Three containers, one job: tell you when the platform is unhappy.

Prometheus

Scrapes /metrics from:

The gateway (metrics endpoint) — the primary signal.
postgres-exporter — connection count, slow queries.
redis-exporter — hit rate, memory, slow ops.

Retention is 15 days by default (--storage.tsdb.retention.time=15d). Bump in compose if you need more history.
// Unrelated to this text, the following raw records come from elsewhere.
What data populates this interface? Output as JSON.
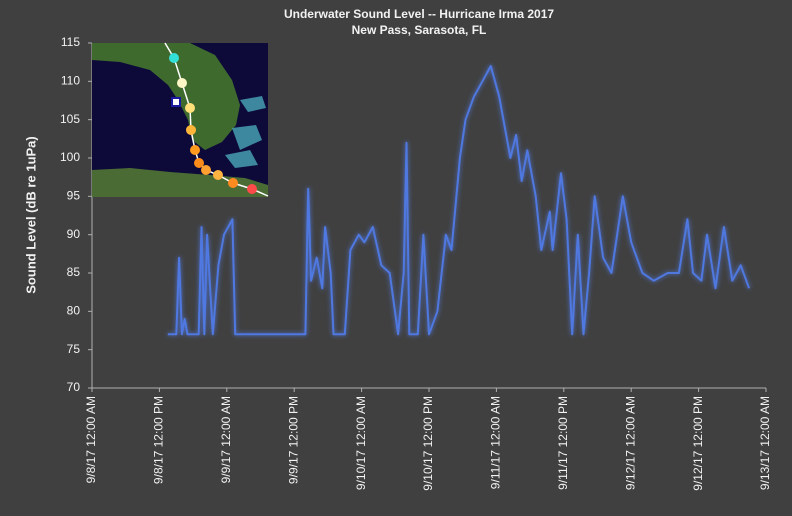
{
  "chart_data": {
    "type": "line",
    "title": "Underwater Sound Level -- Hurricane Irma 2017",
    "subtitle": "New Pass, Sarasota, FL",
    "y_label": "Sound Level (dB re 1uPa)",
    "color": "#4f78e0",
    "x": [
      "2017-09-08T13:30",
      "2017-09-08T15:00",
      "2017-09-08T15:30",
      "2017-09-08T16:00",
      "2017-09-08T16:30",
      "2017-09-08T17:00",
      "2017-09-08T19:00",
      "2017-09-08T19:30",
      "2017-09-08T20:00",
      "2017-09-08T20:30",
      "2017-09-08T21:30",
      "2017-09-08T22:30",
      "2017-09-08T23:30",
      "2017-09-09T01:00",
      "2017-09-09T01:30",
      "2017-09-09T14:00",
      "2017-09-09T14:30",
      "2017-09-09T15:00",
      "2017-09-09T16:00",
      "2017-09-09T17:00",
      "2017-09-09T17:30",
      "2017-09-09T18:30",
      "2017-09-09T19:00",
      "2017-09-09T21:00",
      "2017-09-09T22:00",
      "2017-09-09T23:30",
      "2017-09-10T00:30",
      "2017-09-10T02:00",
      "2017-09-10T03:30",
      "2017-09-10T05:00",
      "2017-09-10T06:30",
      "2017-09-10T07:30",
      "2017-09-10T08:00",
      "2017-09-10T08:30",
      "2017-09-10T10:00",
      "2017-09-10T11:00",
      "2017-09-10T12:00",
      "2017-09-10T13:30",
      "2017-09-10T15:00",
      "2017-09-10T16:00",
      "2017-09-10T17:30",
      "2017-09-10T18:30",
      "2017-09-10T20:00",
      "2017-09-10T21:30",
      "2017-09-10T23:00",
      "2017-09-11T00:30",
      "2017-09-11T01:30",
      "2017-09-11T02:30",
      "2017-09-11T03:30",
      "2017-09-11T04:30",
      "2017-09-11T05:30",
      "2017-09-11T07:00",
      "2017-09-11T08:00",
      "2017-09-11T09:30",
      "2017-09-11T10:00",
      "2017-09-11T11:30",
      "2017-09-11T12:30",
      "2017-09-11T13:30",
      "2017-09-11T14:30",
      "2017-09-11T15:30",
      "2017-09-11T16:30",
      "2017-09-11T17:30",
      "2017-09-11T19:00",
      "2017-09-11T20:30",
      "2017-09-11T22:30",
      "2017-09-12T00:00",
      "2017-09-12T02:00",
      "2017-09-12T04:00",
      "2017-09-12T06:30",
      "2017-09-12T08:30",
      "2017-09-12T10:00",
      "2017-09-12T11:00",
      "2017-09-12T12:30",
      "2017-09-12T13:30",
      "2017-09-12T15:00",
      "2017-09-12T16:30",
      "2017-09-12T18:00",
      "2017-09-12T19:30",
      "2017-09-12T21:00"
    ],
    "values": [
      77,
      77,
      87,
      77,
      79,
      77,
      77,
      91,
      77,
      90,
      77,
      86,
      90,
      92,
      77,
      77,
      96,
      84,
      87,
      83,
      91,
      85,
      77,
      77,
      88,
      90,
      89,
      91,
      86,
      85,
      77,
      85,
      102,
      77,
      77,
      90,
      77,
      80,
      90,
      88,
      100,
      105,
      108,
      110,
      112,
      108,
      104,
      100,
      103,
      97,
      101,
      95,
      88,
      93,
      88,
      98,
      92,
      77,
      90,
      77,
      85,
      95,
      87,
      85,
      95,
      89,
      85,
      84,
      85,
      85,
      92,
      85,
      84,
      90,
      83,
      91,
      84,
      86,
      83
    ],
    "xlim": [
      "2017-09-08T00:00",
      "2017-09-13T00:00"
    ],
    "xticks": [
      {
        "value": "2017-09-08T00:00",
        "label": "9/8/17 12:00 AM"
      },
      {
        "value": "2017-09-08T12:00",
        "label": "9/8/17 12:00 PM"
      },
      {
        "value": "2017-09-09T00:00",
        "label": "9/9/17 12:00 AM"
      },
      {
        "value": "2017-09-09T12:00",
        "label": "9/9/17 12:00 PM"
      },
      {
        "value": "2017-09-10T00:00",
        "label": "9/10/17 12:00 AM"
      },
      {
        "value": "2017-09-10T12:00",
        "label": "9/10/17 12:00 PM"
      },
      {
        "value": "2017-09-11T00:00",
        "label": "9/11/17 12:00 AM"
      },
      {
        "value": "2017-09-11T12:00",
        "label": "9/11/17 12:00 PM"
      },
      {
        "value": "2017-09-12T00:00",
        "label": "9/12/17 12:00 AM"
      },
      {
        "value": "2017-09-12T12:00",
        "label": "9/12/17 12:00 PM"
      },
      {
        "value": "2017-09-13T00:00",
        "label": "9/13/17 12:00 AM"
      }
    ],
    "ylim": [
      70,
      115
    ],
    "yticks": [
      70,
      75,
      80,
      85,
      90,
      95,
      100,
      105,
      110,
      115
    ]
  }
}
Reload alert rules without restarting:

$EDITOR monitoring/rules/litellm.rules.yml
curl -X POST http://localhost:9090/-/reload

Default alerts

Alert	Trigger	Severity
`GatewayDown`	`up{job="gateway"} == 0` for 1 min	critical
`GatewayHighErrorRate`	error rate > 5 % for 5 min	warning
`GatewayHighLatencyP95`	P95 latency > 10 s for 5 min	warning

Add your own in monitoring/rules/. The directory is gitignored only for secrets/, so your rules ship with the repo.

Routing alerts to Slack

By default alerts route to a noop receiver — Alertmanager swallows them. Real wiring:

cp monitoring/secrets/slack-webhook.example monitoring/secrets/slack-webhook
$EDITOR monitoring/secrets/slack-webhook        # paste the webhook URL
$EDITOR monitoring/alertmanager.yml             # change route.receiver
docker compose restart alertmanager

The webhook file is gitignored. Keep it that way.

Grafana dashboards

Provisioned dashboards:

Gateway Overview — RPS, error rate, P50/P95/P99, top models, top users.
Postgres — connections, slow queries, replication.
Redis — hit rate, memory.

Add your own JSON to monitoring/grafana/dashboards/ — Grafana picks it up on next reload.

Defaults from .env:

GRAFANA_ADMIN_USER=admin
GRAFANA_ADMIN_PASSWORD=<random>

In production, also disable sign-ups:

GF_USERS_ALLOW_SIGN_UP=false     # already the default in compose

…and front Grafana with the reverse proxy on grafana.nufi.me so it shares the rest of your auth posture.

What to alert on

Beyond the defaults, useful additions:

Postgres connection saturation — pg_stat_database_numbackends / pg_settings_max_connections > 0.8
MongoDB disk usage > 80 % — via the mongodb_exporter if you add it.
ClickHouse disk usage > 70 % — fastest-growing volume.
MinIO bucket size > 80 % of allocated disk — second-fastest.
Cloudflare tunnel down — via the Cloudflare API; out of scope here but worth pairing with.

Inspection without UI

# Active alerts
curl -s http://localhost:9090/api/v1/alerts | jq

# Current targets and their up/down status
curl -s http://localhost:9090/api/v1/targets | jq

# Alertmanager routing decision for a synthetic alert
curl -X POST http://localhost:9093/api/v2/alerts -d '...'

Retention sizing

Prometheus: 15 days at this stack size ≈ 2–5 GB on disk.
ClickHouse (Langfuse traces): grows fastest — assume ~50 MB per 1000 traces.
MinIO (Langfuse blobs): proportional to ClickHouse.

Plan to expand the disk when ClickHouse + MinIO together cross 100 GB; the reference build alerts at 60 % of a 256 GB SSD.